The Israeli high-tech sector is facing mounting strain as the ongoing war on Iran disrupts funding, staffing, and operations, with 71% of startups reporting damage to capital-raising efforts, according to a survey by the Israel Innovation Authority.
The survey, conducted during the third week of the US-Israeli war on Iran, among 637 high-tech companies, highlights widespread disruption across the sector, particularly among startups and growth-stage firms, including deep-tech companies.
Nearly half of the surveyed companies reported significant staff absences, with around 48% saying more than a quarter of their workforce is unavailable due to reserve military service, school closures, and security restrictions. Only 11% reported no absences.
Operational challenges are also mounting, as approximately 75% of companies reported that restrictions on international flights are affecting business activity. Around 35% cited significant disruption to meetings, conferences, sales, partnerships, and fundraising efforts.
Production, supply chains under pressure
Among manufacturing firms, which account for about 41% of respondents, roughly 76% reported disruptions to production capacity. About 24% described the impact as significant, while 6% said production had halted entirely.
Supply chains are also affected, with around 20% reporting major delays in importing raw materials and 8% stating that some supplies have stopped altogether.
These disruptions are translating into delays across the sector. Around 87% of companies reported setbacks in development timelines or product launches, including 42% with significant delays. Approximately 67% have postponed key milestones, with 22% reporting major postponements, particularly among smaller firms.
The survey underscores growing pressure on startup financing, with 71% reporting that the security situation has affected fundraising. Of these, 37% experienced delays, 23% said investors postponed decisions, and 11% reported cancellations.

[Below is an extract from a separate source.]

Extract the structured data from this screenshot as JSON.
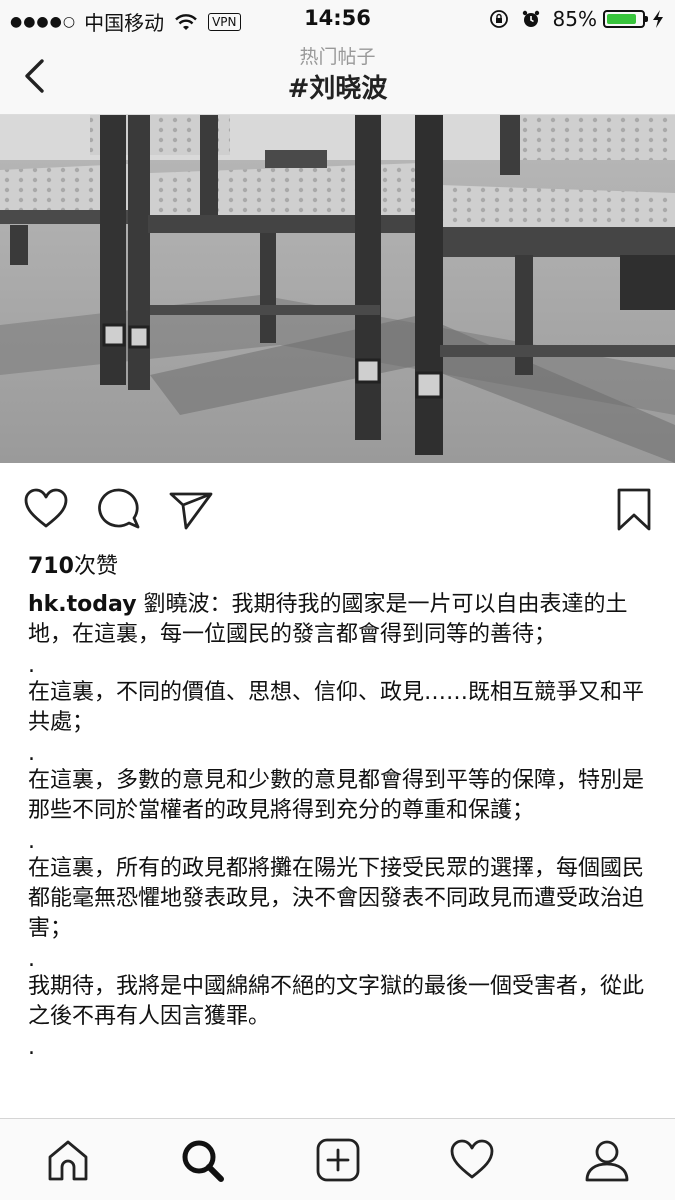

The impact is more pronounced among smaller companies and those located in northern and southern areas, where cancellation rates are higher.
Looking ahead, only 13% of companies expect no change if the war continues. By contrast, 34% anticipate a slowdown, 22% expect project delays, and 18% foresee reducing activity or workforce. Around 12% warned that prolonged conditions could lead to company closures.
The data also point to a potential shift in the sector’s structure, with 31% of companies considering relocating operations abroad, while 9% considered but decided against it.
Officials warn of prolonged war impact
In comments to Calcalist, Israel Innovation Authority CEO Dror Bin said the duration of the war will determine the depth of the impact.
“The factor with the greatest impact is the duration of the war,” he said. “If it ends soon, the effects will diminish; if it continues, the problem will worsen. The main issue today is the absence of workers, which is delaying work plans and product development. If the war ends tomorrow, companies won’t make extreme decisions, but they will if it continues.”
He noted that while establishing overseas development centers remains complex for smaller startups, prolonged war could push companies to shift not only software development but also production abroad.
He also highlighted the impact of flight restrictions, saying they hinder investor access, limit participation in global events, and disrupt trade flows.
Fuel prices surge in 'Israel' as war on Iran drives costs up
The US-Israeli war on Iran is not only straining the tech sector in "Israel", but also severely damaging the energy sector.
Fuel prices in “Israel” are set to rise sharply as the ongoing war on Iran continues to impact global energy markets and regional economies.
The Israeli Energy Ministry announced that the price of 95-octane gasoline will increase to 8.05 shekels per liter starting Wednesday, up from 7.02 shekels, marking a 14.7 percent increase.
According to the Ministry, the price hike is primarily driven by a nearly 50 percent increase in fuel prices across Mediterranean countries, linked to rising global oil costs amid the war.
The new price marks the highest level in more than three and a half years, approaching the previous peak of 8.08 shekels per liter recorded in July 2022.
The surge reflects the growing economic repercussions of the confrontation, which has disrupted energy flows and heightened volatility in international oil markets.